Drivers of inequities in babies born small for gestational age

Unlike SMM, hypertensive disorders of pregnancy did not seem to be associated with any inequity in SGA rates between Black and white patients, which led the team to believe that the drivers of inequity for SMM and SGA are distinct.

Analysis revealed that SGA seemed to be highly linked with Medicaid coverage, suggesting that low-income or poverty may be a driver of SGA. Black patients are more likely than white patients to be covered by Medicaid, due to structural inequities impacting income and wealth, resulting in a large portion of the SGA inequity being linked to Medicaid coverage.

Additional analysis revealed several risk factors that are linked with both Medicaid coverage and higher SGA rates for Black patients, such as mental health disorders (especially depression), SUD and alcohol use during gestation, homelessness, and low BMI.

“In the course of a few months, the team has been able to better understand what’s driving inequity in pregnancy and start putting together a plan,” said Mendez-Escobar.
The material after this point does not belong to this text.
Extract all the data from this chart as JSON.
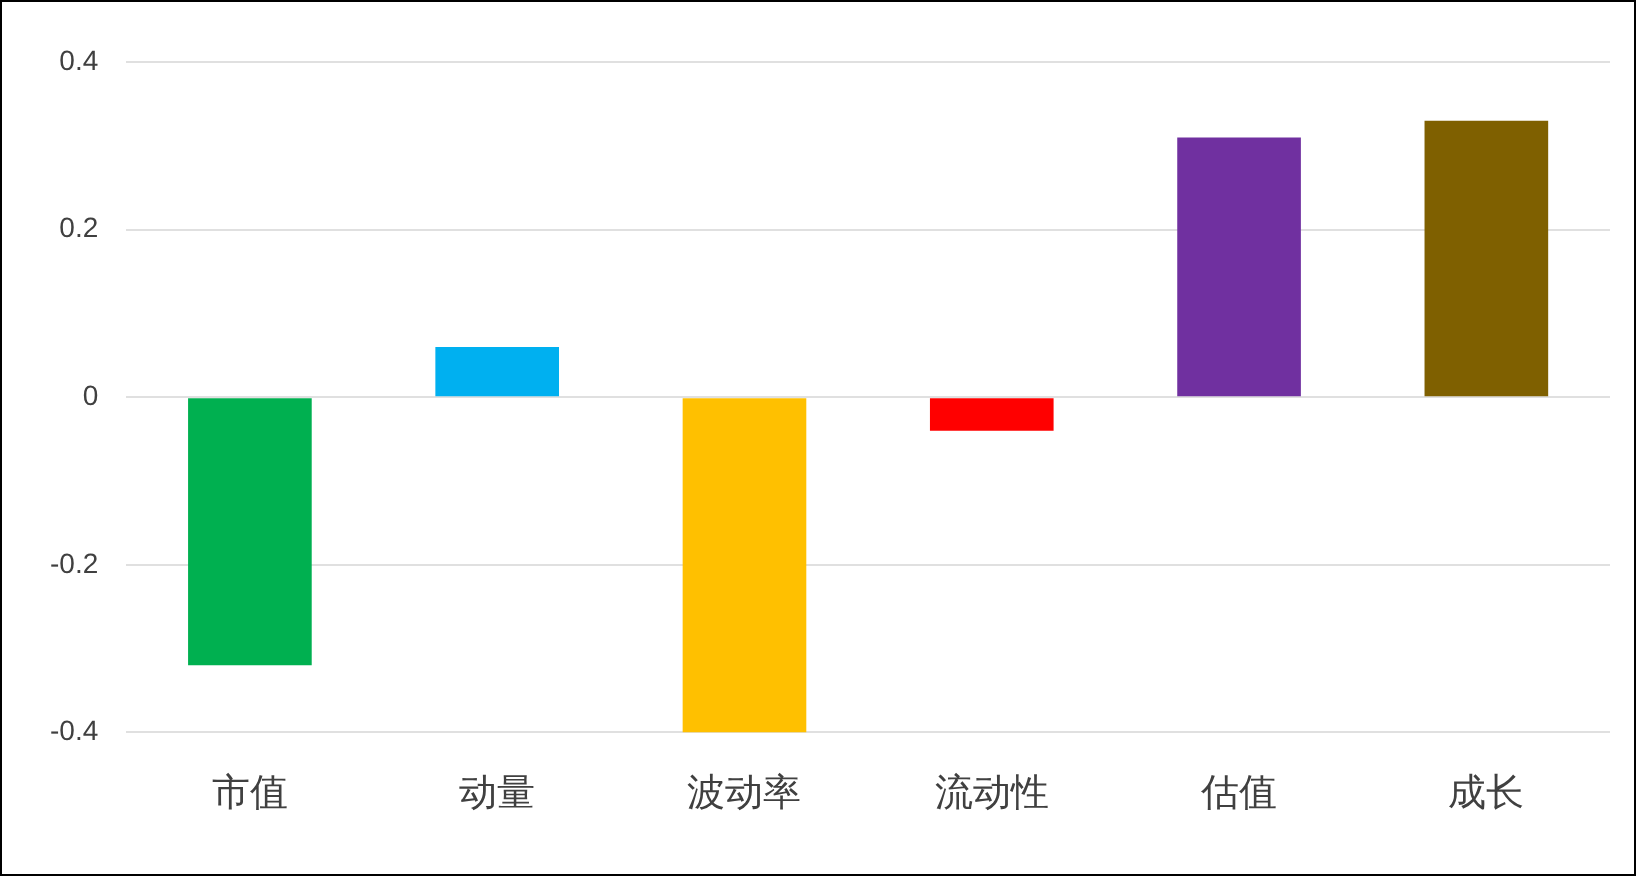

The team aims to innovate in clinical care with the help of community partners. Specifically, to address inequities in SGA, BMC will work with community partners to develop upstream interventions to improve economic opportunity for Black residents and connect Black pregnant patients with the care and resources they need during the prenatal phase, such as therapy, food, and housing.

Further research endeavors in maternal and child health

Just as the group has identified a set of foundational interventions, they also uncovered several areas where additional research is needed to better understand how to most effectively improve patient experience and reduce inequities. Patient and community input will be a critical part of this longer-term research.

This fall, a researcher from the Boston University School of Social Work, Linda Sprague-Martinez, PhD, will be leading a series of one-on-one, in-depth patient interviews to better understand how preeclamptic patients experienced their care at BMC and what BMC could have done differently or better to help them throughout their pregnancy and delivery. Going forward, the Accelerator will continue working with BMC data scientists to build predictive models for both SMM and SGA.

While this work will take years, the team is energized to be taking steps now to begin eradicating long-standing inequities in maternal-infant health outcomes. They hope to rapidly be able to improve the experience and outcomes of Black patients at BMC while also sharing our findings with other health systems across the U.S.

“What empowers transformation is the voices that the Accelerator has brought in, starting with talking to our group of providers, and doulas, and MAs, and everybody on the floor,” said Yarrington. “And now we’re turning these questions out to our patients, because transformation needs to come from their lived experience of how the first birth went so that the second birth can be what they deserve.”